La mamma che ha “stretto i denti” è stata tenace, si è sacrificata e ha allattato, è meritevole di lode. La mamma che si è arresa no.
Ma per favore! È tutto sbagliato. Primo, perché allattare non dovrebbe essere questione di tenacia, non dovrebbe mai e poi mai essere un sacrificio o addirittura una fonte di sofferenza. Allattare dovrebbe essere normale, semplice, scontato. E lo sarebbe in una società davvero pro-allattamento, dove i professionisti della salute sono formati per sostenere le donne e aiutarle ad avviare le poppate senza problemi.
Secondo, perché non c’è un collegamento tra modalità di nutrizione del bambino e virtù materne.
Allattare dovrebbe tornare a essere quello che è, ovvero il modo normale di alimentare il cucciolo d’uomo. Non un vanto, non un primato, non una sorta di competizione.
Soprattutto in una situazione come la nostra, dove allattare o non allattare nella maggior parte dei casi non dipende dalla volontà della donna, ma da una serie di situazioni che in buona parte sfuggono al suo controllo.

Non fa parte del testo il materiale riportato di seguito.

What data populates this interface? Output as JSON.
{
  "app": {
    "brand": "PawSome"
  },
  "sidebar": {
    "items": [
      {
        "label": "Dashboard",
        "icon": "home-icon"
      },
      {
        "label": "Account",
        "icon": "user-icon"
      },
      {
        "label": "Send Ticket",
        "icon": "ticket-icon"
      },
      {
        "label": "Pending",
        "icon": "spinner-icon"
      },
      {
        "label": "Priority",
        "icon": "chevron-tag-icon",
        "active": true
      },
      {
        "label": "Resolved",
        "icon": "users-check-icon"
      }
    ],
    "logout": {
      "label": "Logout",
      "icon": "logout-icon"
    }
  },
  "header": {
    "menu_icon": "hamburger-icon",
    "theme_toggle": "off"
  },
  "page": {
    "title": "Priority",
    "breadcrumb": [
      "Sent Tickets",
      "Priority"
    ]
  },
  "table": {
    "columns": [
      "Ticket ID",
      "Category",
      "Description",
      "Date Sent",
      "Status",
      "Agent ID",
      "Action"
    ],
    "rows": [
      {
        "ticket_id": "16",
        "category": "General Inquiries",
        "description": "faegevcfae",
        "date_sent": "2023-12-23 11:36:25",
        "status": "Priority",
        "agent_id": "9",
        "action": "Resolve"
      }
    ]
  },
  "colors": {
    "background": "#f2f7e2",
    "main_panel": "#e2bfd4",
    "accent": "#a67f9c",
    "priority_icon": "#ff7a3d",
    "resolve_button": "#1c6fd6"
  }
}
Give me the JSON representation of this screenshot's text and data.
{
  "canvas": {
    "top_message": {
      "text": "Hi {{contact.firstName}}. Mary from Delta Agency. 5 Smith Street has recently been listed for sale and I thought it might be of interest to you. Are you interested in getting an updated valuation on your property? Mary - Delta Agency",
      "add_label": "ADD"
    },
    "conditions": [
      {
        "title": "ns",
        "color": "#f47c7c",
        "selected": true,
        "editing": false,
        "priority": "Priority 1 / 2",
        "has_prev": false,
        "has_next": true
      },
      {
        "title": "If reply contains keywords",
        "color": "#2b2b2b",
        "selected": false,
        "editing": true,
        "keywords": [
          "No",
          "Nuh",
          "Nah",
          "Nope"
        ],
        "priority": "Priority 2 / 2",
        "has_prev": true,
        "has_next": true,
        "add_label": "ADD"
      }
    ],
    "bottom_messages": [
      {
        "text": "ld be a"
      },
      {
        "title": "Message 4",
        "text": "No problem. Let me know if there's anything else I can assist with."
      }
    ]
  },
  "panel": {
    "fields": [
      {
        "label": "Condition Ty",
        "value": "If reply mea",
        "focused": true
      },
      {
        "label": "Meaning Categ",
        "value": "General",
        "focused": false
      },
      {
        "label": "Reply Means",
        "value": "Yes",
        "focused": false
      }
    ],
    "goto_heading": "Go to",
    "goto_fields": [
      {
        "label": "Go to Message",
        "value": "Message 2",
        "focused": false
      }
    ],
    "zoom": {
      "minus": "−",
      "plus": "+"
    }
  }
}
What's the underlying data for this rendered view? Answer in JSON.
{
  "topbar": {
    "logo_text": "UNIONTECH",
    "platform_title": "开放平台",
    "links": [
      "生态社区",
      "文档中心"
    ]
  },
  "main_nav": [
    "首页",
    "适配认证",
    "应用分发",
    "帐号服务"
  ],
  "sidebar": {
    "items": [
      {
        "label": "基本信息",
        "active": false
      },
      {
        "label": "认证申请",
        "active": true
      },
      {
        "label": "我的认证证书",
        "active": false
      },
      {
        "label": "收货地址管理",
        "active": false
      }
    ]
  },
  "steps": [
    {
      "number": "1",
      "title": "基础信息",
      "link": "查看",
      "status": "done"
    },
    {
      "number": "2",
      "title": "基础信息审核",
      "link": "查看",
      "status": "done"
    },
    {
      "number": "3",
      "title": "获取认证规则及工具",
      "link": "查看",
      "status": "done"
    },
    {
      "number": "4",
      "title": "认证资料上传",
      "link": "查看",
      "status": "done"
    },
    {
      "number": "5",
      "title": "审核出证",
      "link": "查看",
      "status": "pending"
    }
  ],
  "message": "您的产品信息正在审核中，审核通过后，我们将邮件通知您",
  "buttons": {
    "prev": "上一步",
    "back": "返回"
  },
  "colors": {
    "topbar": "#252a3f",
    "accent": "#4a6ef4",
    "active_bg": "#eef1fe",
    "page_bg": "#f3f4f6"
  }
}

Quando in ospedale alla mamma viene prescritta un’integrazione, quando dopo le dimissioni incappa in un pediatra che non sostiene l’allattamento, quando, avendo ricevuto informazioni scorrette, non può superare gli ostacoli incontrati è molto difficile, se non impossibile, allattare.
Resta il fatto che quando una madre si trova in condizione di dover optare per il biberon, non diventa improvvisamente meno mamma del giorno prima, quando ancora offriva il seno al suo bambino.
L’allattamento è un aspetto della relazione tra madre e bambino. Un aspetto, uno solo. Non sono le poppate al seno che fanno la mamma. Semmai le poppate – quando l’allattamento funziona bene – possono facilitare la vita della mamma, possono regalarle sensazioni piacevoli, questo sì. E possono favorire la sua relazione con il bebè.
Ma essere madri è altro, molto altro. Essere madri sono mille sguardi, mille sospiri, mille sorrisi. Sono ore trascorse a cullare, abbracciare, consolare, incoraggiare. È innamorarsi del proprio bambino follemente, essere pronte a tutto per lui, desiderare per lui ogni bene, sperimentare un amore così grande che quasi non sembra possibile.
E allora ecco che non ci sono madri di serie A e madri di serie B. Ci sono le madri. Madri tutte diverse, uniche e speciali. Ma con una cosa – la più importante – in comune: un amore immenso per il proprio bambino!